Aching, blistered, bleeding, vomiting - and beaming with joy
For most this isn’t about competition but personal achievement, community family, friendship, and the memory of lost loved ones
RUNNING HAS become a bit of a secular religion in Ireland in recent times.
Indeed, the Dublin Marathon with its 14,300 participants sometimes resembles a massive religious rally. From before eight o’clock the faithful amass on Fitzwilliam Street listening to commentator Dave Dempsey’s invigorating pre-race sermon.
“This is the day you’ve waited for,” he says. “Today is the day you’ve dreamed of . . . that moment has arrived . . . that run down the streets broad and narrow that you’ll never forget.” Many of his congregation are stretching. Queuing for portaloos. Enthusiastically greeting friends and hugging family members.
Some, the lunatics, are engaged in pre-race running (sprinting up and down).
One man, more sensibly, is having a pre-race cigarette. Does that help? “It steadies me,” chuckles Armagh man Wayne Lavery. He and his friend Eamon Lavery (no relation) are dressed in white hooded bodysuits. “We’re the forensics team,” says Wayne.
“Actually it’s just to keep us warm,” says Eamon.
A group walks by wearing what look like large single butterfly wings with numbers inscribed on them. These are the pacesetters – those brave metronomic souls against whom weary joggers can pace themselves.
There are also some people in fancy dress – leprechauns, teenage mutant ninja turtles . . . and Batman. Not Bruce Wayne, but Dubliner Barry Cassidy. “I’ve run six marathons,” he explains. “I thought this year I’d do something different . . . for Halloween.”
“What do you think of this?”
I ask his fiancée, Niamh Murphy, who’s there for moral support.
“Well, it’s different,” she says, sounding a little unsure.
Many are representing charities and causes. “I’m running so Jack can walk,” reads one T-shirt. “Running for Jesus,” reads another. “Clowns for Haiti,” reads the running shirt of, well, a clown.
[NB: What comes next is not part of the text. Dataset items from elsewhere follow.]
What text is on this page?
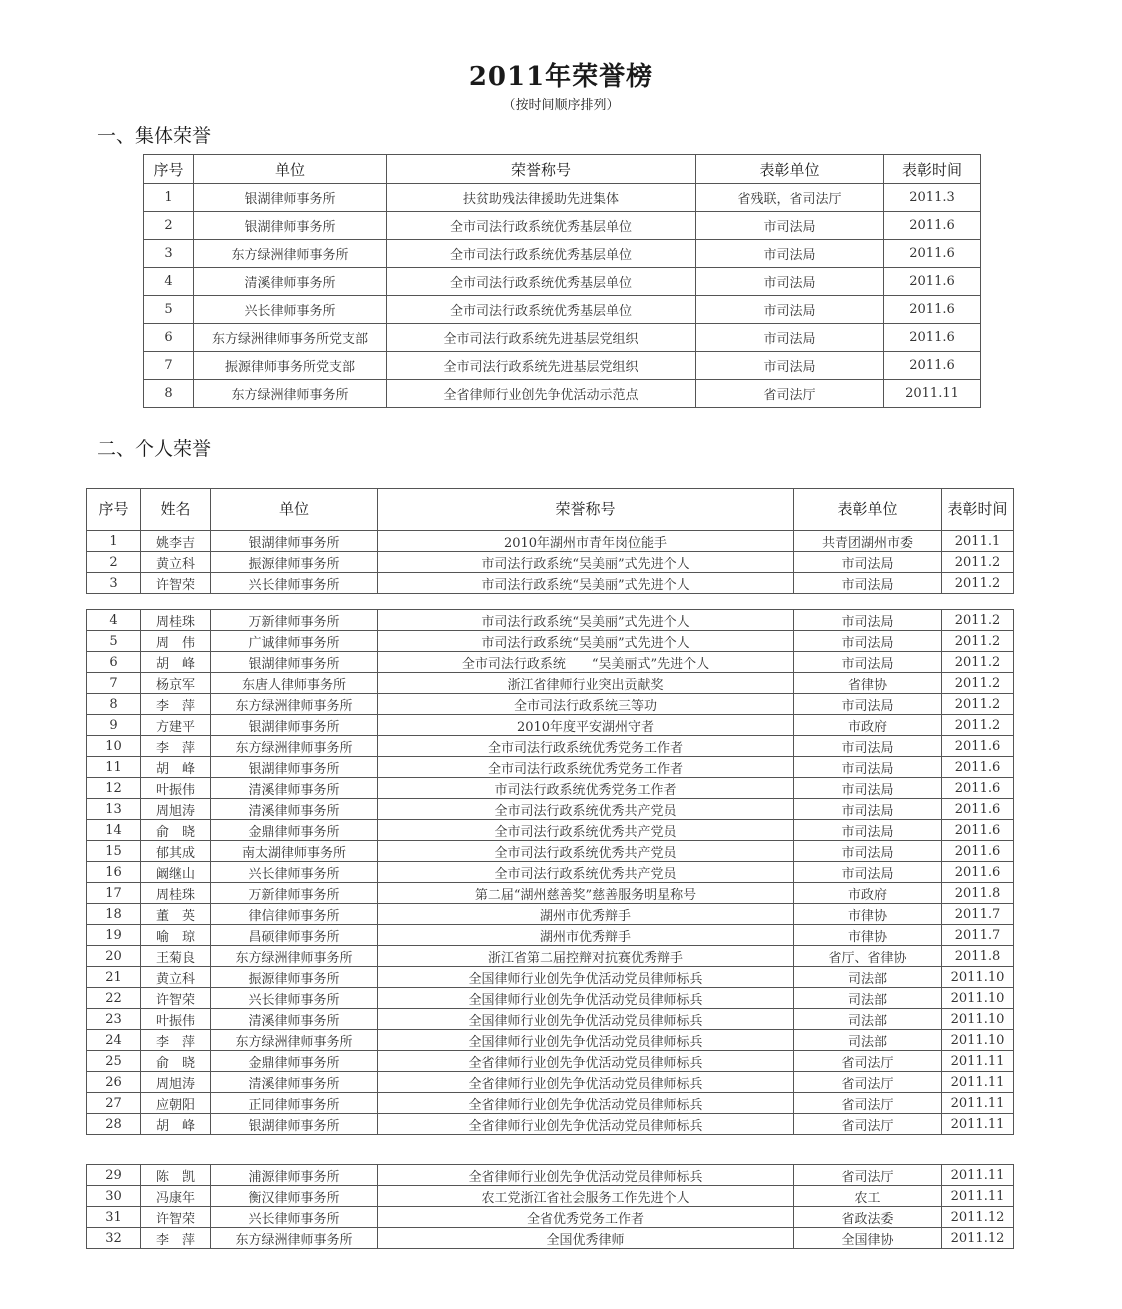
2011年荣誉榜
（按时间顺序排列）
一、集体荣誉
序号	单位	荣誉称号	表彰单位	表彰时间
1	银湖律师事务所	扶贫助残法律援助先进集体	省残联，省司法厅	2011.3
2	银湖律师事务所	全市司法行政系统优秀基层单位	市司法局	2011.6
3	东方绿洲律师事务所	全市司法行政系统优秀基层单位	市司法局	2011.6
4	清溪律师事务所	全市司法行政系统优秀基层单位	市司法局	2011.6
5	兴长律师事务所	全市司法行政系统优秀基层单位	市司法局	2011.6
6	东方绿洲律师事务所党支部	全市司法行政系统先进基层党组织	市司法局	2011.6
7	振源律师事务所党支部	全市司法行政系统先进基层党组织	市司法局	2011.6
8	东方绿洲律师事务所	全省律师行业创先争优活动示范点	省司法厅	2011.11
二、个人荣誉
序号	姓名	单位	荣誉称号	表彰单位	表彰时间
1	姚李吉	银湖律师事务所	2010年湖州市青年岗位能手	共青团湖州市委	2011.1
2	黄立科	振源律师事务所	市司法行政系统“吴美丽”式先进个人	市司法局	2011.2
3	许智荣	兴长律师事务所	市司法行政系统“吴美丽”式先进个人	市司法局	2011.2
4	周桂珠	万新律师事务所	市司法行政系统“吴美丽”式先进个人	市司法局	2011.2
5	周　伟	广诚律师事务所	市司法行政系统“吴美丽”式先进个人	市司法局	2011.2
6	胡　峰	银湖律师事务所	全市司法行政系统　　“吴美丽式”先进个人	市司法局	2011.2
7	杨京军	东唐人律师事务所	浙江省律师行业突出贡献奖	省律协	2011.2
8	李　萍	东方绿洲律师事务所	全市司法行政系统三等功	市司法局	2011.2
9	方建平	银湖律师事务所	2010年度平安湖州守者	市政府	2011.2
10	李　萍	东方绿洲律师事务所	全市司法行政系统优秀党务工作者	市司法局	2011.6
11	胡　峰	银湖律师事务所	全市司法行政系统优秀党务工作者	市司法局	2011.6
12	叶振伟	清溪律师事务所	市司法行政系统优秀党务工作者	市司法局	2011.6
13	周旭涛	清溪律师事务所	全市司法行政系统优秀共产党员	市司法局	2011.6
14	俞　晓	金鼎律师事务所	全市司法行政系统优秀共产党员	市司法局	2011.6
15	郁其成	南太湖律师事务所	全市司法行政系统优秀共产党员	市司法局	2011.6
16	阚继山	兴长律师事务所	全市司法行政系统优秀共产党员	市司法局	2011.6
17	周桂珠	万新律师事务所	第二届“湖州慈善奖”慈善服务明星称号	市政府	2011.8
18	董　英	律信律师事务所	湖州市优秀辩手	市律协	2011.7
19	喻　琼	昌硕律师事务所	湖州市优秀辩手	市律协	2011.7
20	王菊良	东方绿洲律师事务所	浙江省第二届控辩对抗赛优秀辩手	省厅、省律协	2011.8
21	黄立科	振源律师事务所	全国律师行业创先争优活动党员律师标兵	司法部	2011.10
22	许智荣	兴长律师事务所	全国律师行业创先争优活动党员律师标兵	司法部	2011.10
23	叶振伟	清溪律师事务所	全国律师行业创先争优活动党员律师标兵	司法部	2011.10
24	李　萍	东方绿洲律师事务所	全国律师行业创先争优活动党员律师标兵	司法部	2011.10
25	俞　晓	金鼎律师事务所	全省律师行业创先争优活动党员律师标兵	省司法厅	2011.11
26	周旭涛	清溪律师事务所	全省律师行业创先争优活动党员律师标兵	省司法厅	2011.11
27	应朝阳	正同律师事务所	全省律师行业创先争优活动党员律师标兵	省司法厅	2011.11
28	胡　峰	银湖律师事务所	全省律师行业创先争优活动党员律师标兵	省司法厅	2011.11
29	陈　凯	浦源律师事务所	全省律师行业创先争优活动党员律师标兵	省司法厅	2011.11
30	冯康年	衡汉律师事务所	农工党浙江省社会服务工作先进个人	农工	2011.11
31	许智荣	兴长律师事务所	全省优秀党务工作者	省政法委	2011.12
32	李　萍	东方绿洲律师事务所	全国优秀律师	全国律协	2011.12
A quartet are wearing shirts with a photo of a friend and the words “Feargal 1962 – 2012”.
“Go on, Fiona!” reads the homemade glittery sign held by James O’Connell. “That’s our daughter,” explains his wife Elizabeth. “She’s running to raise money for leukaemia. My sister lost her husband, Michael Walsh, in January. He was a great sportsman and Fiona’s doing this in memory of him.”
“We’ve told her whenever she feels like stopping to stop,” says her sister, Latisha Walsh. “But she’s been preparing for a long time. We’re very proud of her.”
At this point, the massing runners begin divesting themselves of tracksuit tops and extra layers by just firing them overhead to the side of the road.
It looks like weird confetti. Later volunteers collect this clothing in big green containers for St Vincent de Paul.
Claire Messitt, the grandniece of recently deceased Irish Olympian Bertie Messitt, is running in his honour. Her parents, Phyllis and Ivan Messitt, are holding up homemade, heart-shaped signs egging her on. Bertie has been an inspiration to them all.
“He never talked about his career,” says Phyllis. “But in one week back in the 1960s he won a bronze medal in the world championships and broke the Irish record and a world record.” The Messitts have been involved with running and the Dublin Marathon since its inception. “I’ve run 19 marathons,” says Ivan.
And Phyllis? “I stayed at home and minded four children while he ran 100 miles a week.” She laughs. “It’s a wonder we’re still here talking.”